Rama et son mari Fares savaient qu’il était temps de quitter la Syrie pour le Canada lorsqu’il est même devenu dangereux de mettre le nez dehors. « Nous traversions souvent de longues périodes sans eau ni électricité », se souvient Rama. « Lorsque je quittais la maison, je disais “au revoir” à ma fille sans savoir si j’allais la revoir ou non ». Le couple avait peur et un sentiment de désespoir les envahissait, tout au long des quatre longues années d’attente avant que leur demande d’immigration et d’asile soit acceptée.

Lorsqu’ils ont appris que leur nouveau foyer serait à Montréal, ils se sont immédiatement inscrits à des cours de français, et ce malgré les risques. Pendant des mois, ils se sont rendus à l’école, en dépit du danger croissant auquel le monde extérieur les exposait.

Lorsque la famille a enfin atterri à Montréal, le soulagement ressenti a été immense. Mais ils ont rapidement réalisé qu’ils auraient besoin d’aide pour s’installer dans leur nouveau foyer.

« C’est très difficile d’arriver dans un nouveau pays où vous ne comprenez pas la langue », dit Rama, qui enseignait dans une université locale avant sa venue au Canada. « Il nous a fallu faire preuve de débrouillardise pour tenter de comprendre tous les documents que nous devions remplir. Il y a tellement de choses à faire en arrivant, et ça n’a pas toujours été facile ».

Alhomsi-Family

Heureusement pour eux, ils ont rencontré des compatriotes syriens de leur communauté qui leur ont parlé de CARI St-Laurent, un organisme soutenu par Centraide qui fournit de l’information, du soutien et une gamme de services aux nouveaux arrivants, y compris la garde d’enfants ainsi que des services d’établissement. « Nous avons suivi des cours de français à temps plein pendant huit mois », raconte Rama. « Notre fille a fréquenté la garderie de l’organisme pour que Fares et moi puissions apprendre le français aussi vite que possible. C’était un peu stressant, mais nous avons choisi de voir cette expérience comme une belle opportunité pour notre famille ».
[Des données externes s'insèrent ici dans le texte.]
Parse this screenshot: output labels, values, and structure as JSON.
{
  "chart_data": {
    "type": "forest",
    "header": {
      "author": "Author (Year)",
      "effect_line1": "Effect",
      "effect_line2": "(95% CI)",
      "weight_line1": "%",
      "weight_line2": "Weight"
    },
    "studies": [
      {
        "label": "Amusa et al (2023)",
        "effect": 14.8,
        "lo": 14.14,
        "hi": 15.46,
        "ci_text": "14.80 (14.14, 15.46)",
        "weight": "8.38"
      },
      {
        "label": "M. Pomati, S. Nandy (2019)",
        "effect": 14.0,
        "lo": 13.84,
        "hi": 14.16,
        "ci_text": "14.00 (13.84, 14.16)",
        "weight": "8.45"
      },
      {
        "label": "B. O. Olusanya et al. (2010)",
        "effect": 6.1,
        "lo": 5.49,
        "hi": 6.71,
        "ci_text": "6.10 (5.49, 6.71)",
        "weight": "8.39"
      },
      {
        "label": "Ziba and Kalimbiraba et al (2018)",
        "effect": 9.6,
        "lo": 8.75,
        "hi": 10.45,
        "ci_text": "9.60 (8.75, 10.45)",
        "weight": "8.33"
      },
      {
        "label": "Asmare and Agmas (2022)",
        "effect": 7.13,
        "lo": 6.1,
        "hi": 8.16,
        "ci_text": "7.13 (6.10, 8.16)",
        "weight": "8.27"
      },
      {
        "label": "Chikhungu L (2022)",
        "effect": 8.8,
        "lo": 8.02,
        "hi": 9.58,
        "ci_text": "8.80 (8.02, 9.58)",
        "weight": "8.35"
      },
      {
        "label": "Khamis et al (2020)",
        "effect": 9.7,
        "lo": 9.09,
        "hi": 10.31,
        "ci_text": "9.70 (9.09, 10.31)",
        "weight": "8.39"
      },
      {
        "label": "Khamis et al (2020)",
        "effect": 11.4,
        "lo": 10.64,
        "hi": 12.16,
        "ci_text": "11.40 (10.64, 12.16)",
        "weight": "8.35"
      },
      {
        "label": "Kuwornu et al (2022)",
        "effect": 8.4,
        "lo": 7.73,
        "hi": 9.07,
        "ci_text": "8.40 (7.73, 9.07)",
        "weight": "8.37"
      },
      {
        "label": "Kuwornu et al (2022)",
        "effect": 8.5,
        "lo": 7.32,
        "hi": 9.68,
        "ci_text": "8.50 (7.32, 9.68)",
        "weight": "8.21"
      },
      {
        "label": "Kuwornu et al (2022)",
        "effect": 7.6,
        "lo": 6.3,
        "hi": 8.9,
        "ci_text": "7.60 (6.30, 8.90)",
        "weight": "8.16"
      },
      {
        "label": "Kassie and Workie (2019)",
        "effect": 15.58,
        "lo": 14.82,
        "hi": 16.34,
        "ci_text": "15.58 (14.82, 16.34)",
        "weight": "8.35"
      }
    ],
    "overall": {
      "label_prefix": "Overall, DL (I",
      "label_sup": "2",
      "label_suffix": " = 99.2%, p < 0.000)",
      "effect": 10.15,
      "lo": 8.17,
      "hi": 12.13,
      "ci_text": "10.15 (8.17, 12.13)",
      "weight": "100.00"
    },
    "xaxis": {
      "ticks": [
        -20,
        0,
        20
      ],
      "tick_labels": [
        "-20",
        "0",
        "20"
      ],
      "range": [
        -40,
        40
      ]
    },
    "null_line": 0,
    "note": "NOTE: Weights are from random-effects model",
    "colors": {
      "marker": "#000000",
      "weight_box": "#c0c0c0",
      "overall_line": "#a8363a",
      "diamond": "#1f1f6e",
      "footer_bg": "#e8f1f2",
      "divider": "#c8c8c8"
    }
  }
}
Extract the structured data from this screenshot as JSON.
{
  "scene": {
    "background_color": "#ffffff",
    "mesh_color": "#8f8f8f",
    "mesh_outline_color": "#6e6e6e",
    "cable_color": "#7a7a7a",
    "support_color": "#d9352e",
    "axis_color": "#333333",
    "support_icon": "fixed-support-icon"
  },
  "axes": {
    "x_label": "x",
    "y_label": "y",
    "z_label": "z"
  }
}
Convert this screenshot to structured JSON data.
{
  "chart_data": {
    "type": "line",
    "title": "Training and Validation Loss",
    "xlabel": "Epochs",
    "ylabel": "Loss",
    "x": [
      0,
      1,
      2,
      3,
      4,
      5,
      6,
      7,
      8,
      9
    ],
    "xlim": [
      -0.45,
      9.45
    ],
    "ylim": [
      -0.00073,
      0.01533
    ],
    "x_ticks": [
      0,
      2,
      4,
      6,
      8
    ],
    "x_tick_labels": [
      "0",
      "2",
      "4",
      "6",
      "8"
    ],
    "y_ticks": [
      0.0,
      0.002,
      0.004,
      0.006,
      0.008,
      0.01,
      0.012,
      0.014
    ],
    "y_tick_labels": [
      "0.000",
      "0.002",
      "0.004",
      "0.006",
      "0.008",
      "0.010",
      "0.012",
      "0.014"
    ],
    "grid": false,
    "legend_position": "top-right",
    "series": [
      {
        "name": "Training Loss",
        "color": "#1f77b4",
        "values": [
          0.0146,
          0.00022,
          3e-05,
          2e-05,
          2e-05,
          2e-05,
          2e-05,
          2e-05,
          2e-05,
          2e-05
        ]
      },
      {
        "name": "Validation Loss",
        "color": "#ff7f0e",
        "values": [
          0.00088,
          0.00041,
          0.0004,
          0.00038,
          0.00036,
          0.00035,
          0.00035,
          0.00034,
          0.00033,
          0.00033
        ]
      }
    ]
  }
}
L’organisme a aussi aidé Rama et Fares, qui était avocat dans son pays d’origine, à remplir des formulaires, obtenir l’accès à des soins de santé, obtenir des assurances et accomplir plusieurs autres tâches administratives qui accompagnent un déménagement dans un autre pays. Rama est toutefois particulièrement reconnaissante pour le volet social de l’organisme. « Les projets et les programmes offerts ici aident non seulement les nouveaux arrivants à s’intégrer dans la communauté, mais ils permettent aussi aux Québécois de mieux nous connaître, » explique Rama. « Cela nous permet de rencontrer des gens, d’échanger sur nos différentes cultures, et aussi de pratiquer notre français! »

« Désormais, lorsque je pense à l’avenir, j’ai de l’espoir », ajoute Rana, qui est incroyablement reconnaissante aux donateurs de Centraide qui, comme vous, aident de nouveaux Canadiens comme elle à recevoir un accueil chaleureux.